"Семья Поланецких" - читать интересную книгу автора (Сенкевич Генрик)

ГЛАВА VIII

Через два дня пришел ответ от Машко: «Вчера купил Кшемень». Хотя такого оборота дела можно было ожидать и письмо Марыни должно было подготовить к нему Поланецкого, известие поразило его, точно удар грома. Словно из-за него стряслось неожиданное, непоправимое несчастье. У пани Эмилии, хорошо знавшей привязанность Марыни к Кшеменю и не скрывавшей от Поланецкого, что его продажа не облегчит их сближения, тоже шевельнулось недоброе предчувствие.

— Если Машко не женится на ней, — сказал Поланецкий, — он обдерет как липку ее отца. Его-то репутация не пострадает, а старик останется без гроша.
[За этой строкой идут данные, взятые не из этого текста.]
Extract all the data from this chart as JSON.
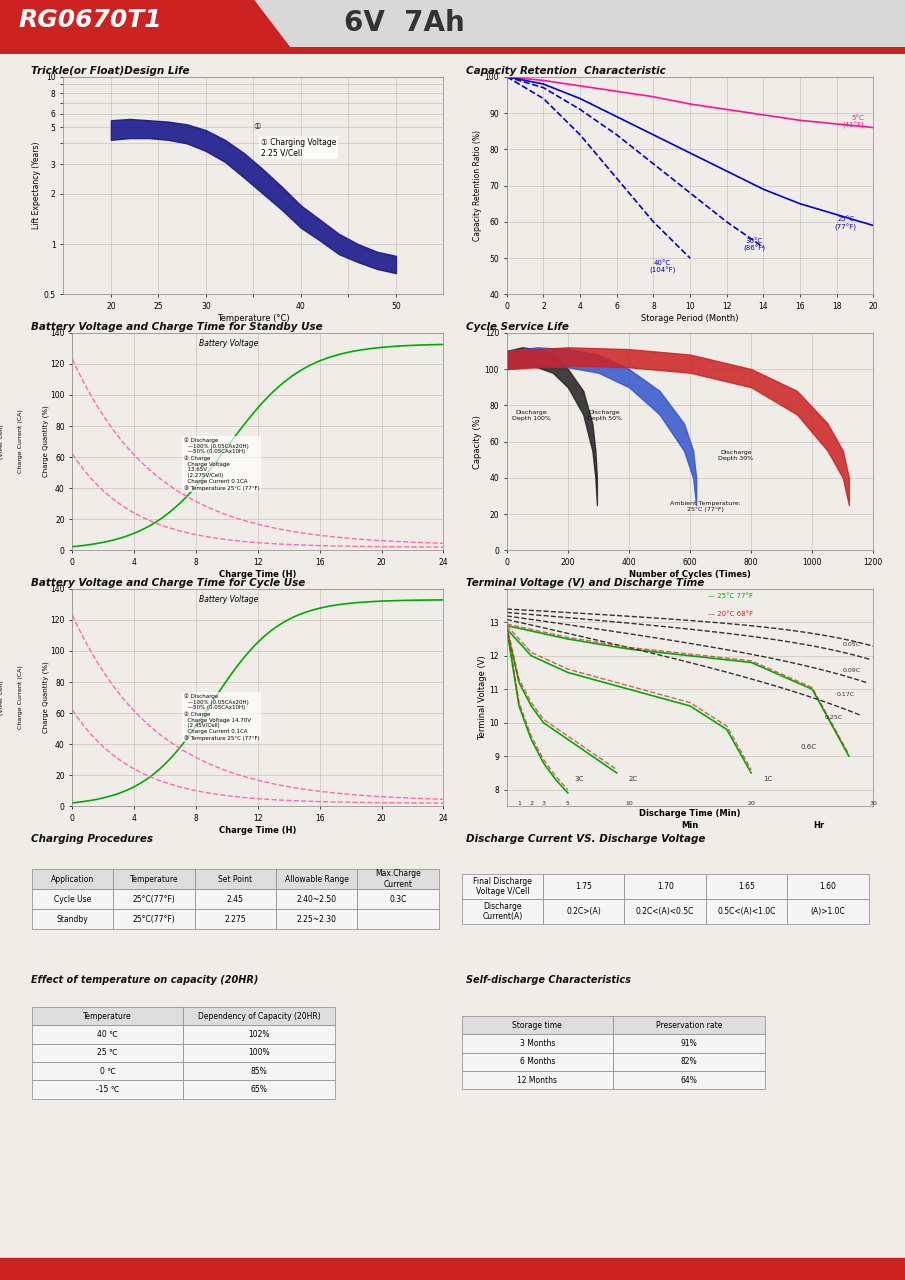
{
  "title_model": "RG0670T1",
  "title_spec": "6V  7Ah",
  "header_bg": "#cc2222",
  "header_text_color": "#ffffff",
  "subheader_bg": "#e8e8e8",
  "page_bg": "#ffffff",
  "grid_bg": "#f0ede8",
  "grid_line_color": "#c8b8a8",
  "section_title_color": "#222222",
  "trickle_title": "Trickle(or Float)Design Life",
  "trickle_xlabel": "Temperature (°C)",
  "trickle_ylabel": "Lift Expectancy (Years)",
  "trickle_annotation": "① Charging Voltage\n2.25 V/Cell",
  "cap_ret_title": "Capacity Retention  Characteristic",
  "cap_ret_xlabel": "Storage Period (Month)",
  "cap_ret_ylabel": "Capacity Retention Ratio (%)",
  "cap_ret_curves": [
    {
      "label": "5°C\n(41°F)",
      "color": "#ff69b4",
      "style": "solid"
    },
    {
      "label": "25°C\n(77°F)",
      "color": "#0000cc",
      "style": "dashed"
    },
    {
      "label": "30°C\n(86°F)",
      "color": "#0000cc",
      "style": "dashed"
    },
    {
      "label": "40°C\n(104°F)",
      "color": "#0000cc",
      "style": "dashed"
    }
  ],
  "bvct_standby_title": "Battery Voltage and Charge Time for Standby Use",
  "bvct_cycle_title": "Battery Voltage and Charge Time for Cycle Use",
  "bvct_xlabel": "Charge Time (H)",
  "cycle_title": "Cycle Service Life",
  "cycle_xlabel": "Number of Cycles (Times)",
  "cycle_ylabel": "Capacity (%)",
  "terminal_title": "Terminal Voltage (V) and Discharge Time",
  "terminal_xlabel": "Discharge Time (Min)",
  "terminal_ylabel": "Terminal Voltage (V)",
  "footer_bg": "#cc2222",
  "charge_proc_title": "Charging Procedures",
  "charge_table": {
    "headers": [
      "Application",
      "Temperature",
      "Set Point",
      "Allowable Range",
      "Max.Charge Current"
    ],
    "rows": [
      [
        "Cycle Use",
        "25°C(77°F)",
        "2.45",
        "2.40~2.50",
        "0.3C"
      ],
      [
        "Standby",
        "25°C(77°F)",
        "2.275",
        "2.25~2.30",
        ""
      ]
    ]
  },
  "discharge_cv_title": "Discharge Current VS. Discharge Voltage",
  "discharge_cv_table": {
    "row1_label": "Final Discharge\nVoltage V/Cell",
    "row1_vals": [
      "1.75",
      "1.70",
      "1.65",
      "1.60"
    ],
    "row2_label": "Discharge\nCurrent(A)",
    "row2_vals": [
      "0.2C>(A)",
      "0.2C<(A)<0.5C",
      "0.5C<(A)<1.0C",
      "(A)>1.0C"
    ]
  },
  "temp_cap_title": "Effect of temperature on capacity (20HR)",
  "temp_cap_table": {
    "headers": [
      "Temperature",
      "Dependency of Capacity (20HR)"
    ],
    "rows": [
      [
        "40 ℃",
        "102%"
      ],
      [
        "25 ℃",
        "100%"
      ],
      [
        "0 ℃",
        "85%"
      ],
      [
        "-15 ℃",
        "65%"
      ]
    ]
  },
  "self_discharge_title": "Self-discharge Characteristics",
  "self_discharge_table": {
    "headers": [
      "Storage time",
      "Preservation rate"
    ],
    "rows": [
      [
        "3 Months",
        "91%"
      ],
      [
        "6 Months",
        "82%"
      ],
      [
        "12 Months",
        "64%"
      ]
    ]
  }
}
Продай я закладную любому ростовщику, старик изворачивался бы, платил по мелочам, но больше отделывался посулами — и катастрофа, нависшая над имением, отодвинулась бы на годы. А там глядишь, обстоятельства бы переменились; во всяком случае, можно было бы хоть получить настоящую цену. А теперь, если они разорятся, я буду виноват.

Пани Эмилия смотрела на дело и с другой стороны.

— Что Кшемень продан, еще полбеды, — сказала она, — но все выглядело бы совсем иначе, сделай это кто-нибудь другой, а не вы, тем более вскоре после знакомства с Марыней. Хуже всего, что от вас-то она как раз такого не ожидала.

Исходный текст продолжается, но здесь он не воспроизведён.